I'm working on a SLURM cluster with NGS data. I trimmed raw reads and was thinking of the best way to align them to the reference genome. I have pairs of reads for a few samples. I wrote a script for parallel bwa:
#SBATCH --cpus-per-task=1
#SBATCH --ntasks=10
#SBATCH --nodes=1
# align with bwa & convert to bam
bwatosam() {
id=$1
index=$2
output=$3/"$id".bam
fq1=$4/"$id".R1.fq.gz
fq2=$4/"$id".R2.fq.gz
bwa mem -t 16 -R '@RG\tID:"$id"\tSM:"$id"\tPL:ILLUMINA\tLB:"$id"_exome' -v 3 -M $index $fq1 $fq2 |
samtools view -bo $output
};
export -f bwatosam
# run bwatosam in parallel
ls trimmed/*.R1.fq.gz |
xargs -n 1 basename |
awk -F ".R1" '{print $1 | "sort -u"}' |
parallel -j $SLURM_NTASKS "bwatosam {} index.fa alns trimmed"
But I'm not sure if I use the right parameters (#SBATCH) for the job because if I do it without -j:
#SBATCH --nodes=1
#SBATCH --ntasks-per-node=5
# run bwatosam in parallel
ls trimmed/*.R1.fq.gz |
xargs -n 1 basename |
awk -F ".R1" '{print $1 | "sort -u"}' |
parallel "bwatosam {} index.fa alns trimmed"

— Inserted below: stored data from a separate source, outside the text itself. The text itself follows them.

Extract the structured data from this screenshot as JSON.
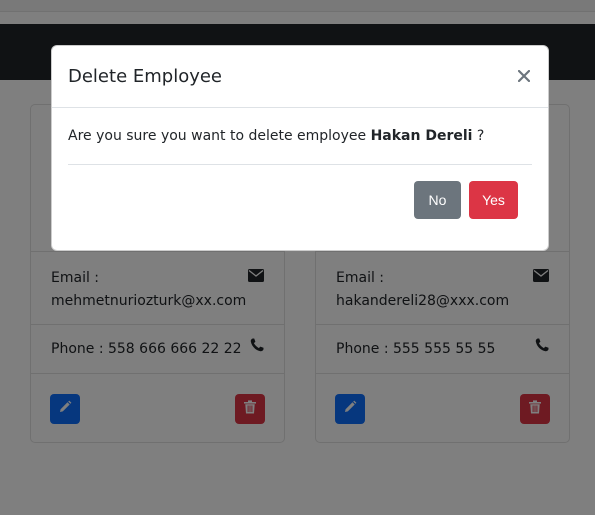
{
  "modal": {
    "title": "Delete Employee",
    "message_prefix": "Are you sure you want to delete employee",
    "employee_name": "Hakan Dereli",
    "message_suffix": "?",
    "no_label": "No",
    "yes_label": "Yes"
  },
  "cards": [
    {
      "email_label": "Email :",
      "email": "mehmetnuriozturk@xx.com",
      "phone": "Phone : 558 666 666 22 22"
    },
    {
      "email_label": "Email :",
      "email": "hakandereli28@xxx.com",
      "phone": "Phone : 555 555 55 55"
    }
  ],
  "colors": {
    "navbar": "#212529",
    "edit_button": "#0d6efd",
    "delete_button": "#dc3545",
    "no_button": "#6c757d",
    "yes_button": "#dc3545"
  },
  "icons": {
    "email": "envelope-icon",
    "phone": "phone-icon",
    "edit": "pencil-icon",
    "delete": "trash-icon",
    "close": "close-icon"
  }
}
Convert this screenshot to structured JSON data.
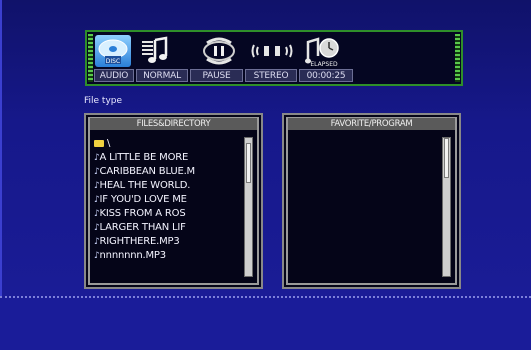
{
  "status_bar": {
    "disc_badge": "DISC",
    "labels": [
      "AUDIO",
      "NORMAL",
      "PAUSE",
      "STEREO",
      "00:00:25"
    ],
    "elapsed_caption": "ELAPSED",
    "icons": [
      "disc-icon",
      "music-notes-icon",
      "pause-loop-icon",
      "stereo-speaker-icon",
      "elapsed-clock-icon"
    ]
  },
  "file_type_label": "File type",
  "files_panel": {
    "title": "FILES&DIRECTORY",
    "items": [
      {
        "type": "folder",
        "name": "\\"
      },
      {
        "type": "file",
        "name": "A LITTLE BE MORE"
      },
      {
        "type": "file",
        "name": "CARIBBEAN BLUE.M"
      },
      {
        "type": "file",
        "name": "HEAL THE WORLD."
      },
      {
        "type": "file",
        "name": "IF YOU'D LOVE ME"
      },
      {
        "type": "file",
        "name": "KISS FROM A ROS"
      },
      {
        "type": "file",
        "name": "LARGER THAN LIF"
      },
      {
        "type": "file",
        "name": "RIGHTHERE.MP3"
      },
      {
        "type": "file",
        "name": "nnnnnnn.MP3"
      }
    ],
    "scroll_position": 0.05
  },
  "program_panel": {
    "title": "FAVORITE/PROGRAM",
    "items": [],
    "scroll_position": 0.0
  },
  "colors": {
    "background": "#16188a",
    "panel_border_green": "#2f8f2a",
    "folder": "#f0d140"
  }
}
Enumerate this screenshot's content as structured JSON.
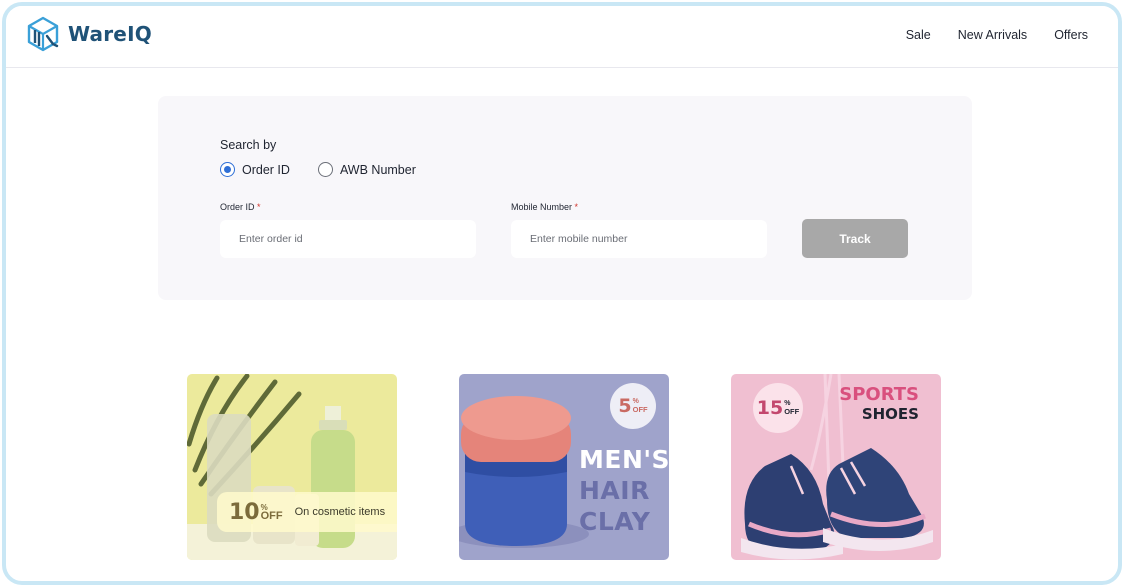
{
  "brand": {
    "name": "WareIQ",
    "color": "#1f5277",
    "accent": "#3aa0d8"
  },
  "nav": {
    "items": [
      {
        "label": "Sale"
      },
      {
        "label": "New Arrivals"
      },
      {
        "label": "Offers"
      }
    ]
  },
  "search": {
    "search_by_label": "Search by",
    "options": [
      {
        "label": "Order ID",
        "checked": true
      },
      {
        "label": "AWB Number",
        "checked": false
      }
    ],
    "order_id": {
      "label": "Order ID",
      "required_mark": "*",
      "placeholder": "Enter order id",
      "value": ""
    },
    "mobile": {
      "label": "Mobile Number",
      "required_mark": "*",
      "placeholder": "Enter mobile number",
      "value": ""
    },
    "track_label": "Track",
    "track_color": "#a8a8a8",
    "radio_color": "#2f6fd6"
  },
  "banners": [
    {
      "discount_number": "10",
      "discount_symbol": "%",
      "discount_off": "OFF",
      "text": "On cosmetic items",
      "background": "#ecea9c"
    },
    {
      "discount_number": "5",
      "discount_symbol": "%",
      "discount_off": "OFF",
      "headline": [
        "MEN'S",
        "HAIR",
        "CLAY"
      ],
      "background": "#9fa3cb"
    },
    {
      "discount_number": "15",
      "discount_symbol": "%",
      "discount_off": "OFF",
      "headline_top": "SPORTS",
      "headline_bottom": "SHOES",
      "background": "#f0bfd1"
    }
  ],
  "icons": {
    "logo": "wareiq-cube-logo-icon",
    "plant": "palm-leaf-icon",
    "jar": "hair-clay-jar-icon",
    "shoes": "sneakers-icon"
  }
}
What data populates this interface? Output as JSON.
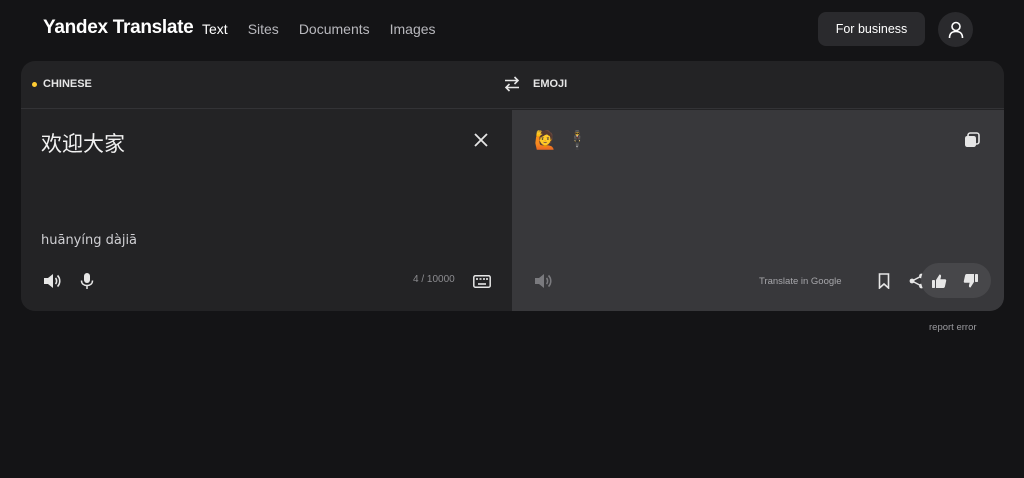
{
  "header": {
    "logo": "Yandex Translate",
    "nav": [
      "Text",
      "Sites",
      "Documents",
      "Images"
    ],
    "active_nav": "Text",
    "business_button": "For business"
  },
  "languages": {
    "source": "CHINESE",
    "target": "EMOJI"
  },
  "source": {
    "text": "欢迎大家",
    "transliteration": "huānyíng dàjiā",
    "counter": "4 / 10000"
  },
  "target": {
    "emojis": [
      "🙋",
      "🕴"
    ],
    "google_link": "Translate in Google"
  },
  "footer": {
    "report_error": "report error"
  },
  "colors": {
    "background": "#141416",
    "panel": "#232325",
    "target_pane": "#38383b",
    "accent_dot": "#ffcc33"
  }
}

It works 10 times faster. What number of nodes/cpus/threads should I use?
Have you tried submitting jobs directly to SLURM without the additional complexity of using
parallel
. On a cluster (withparallel
) you are adding complexity for no good reason as far as I see.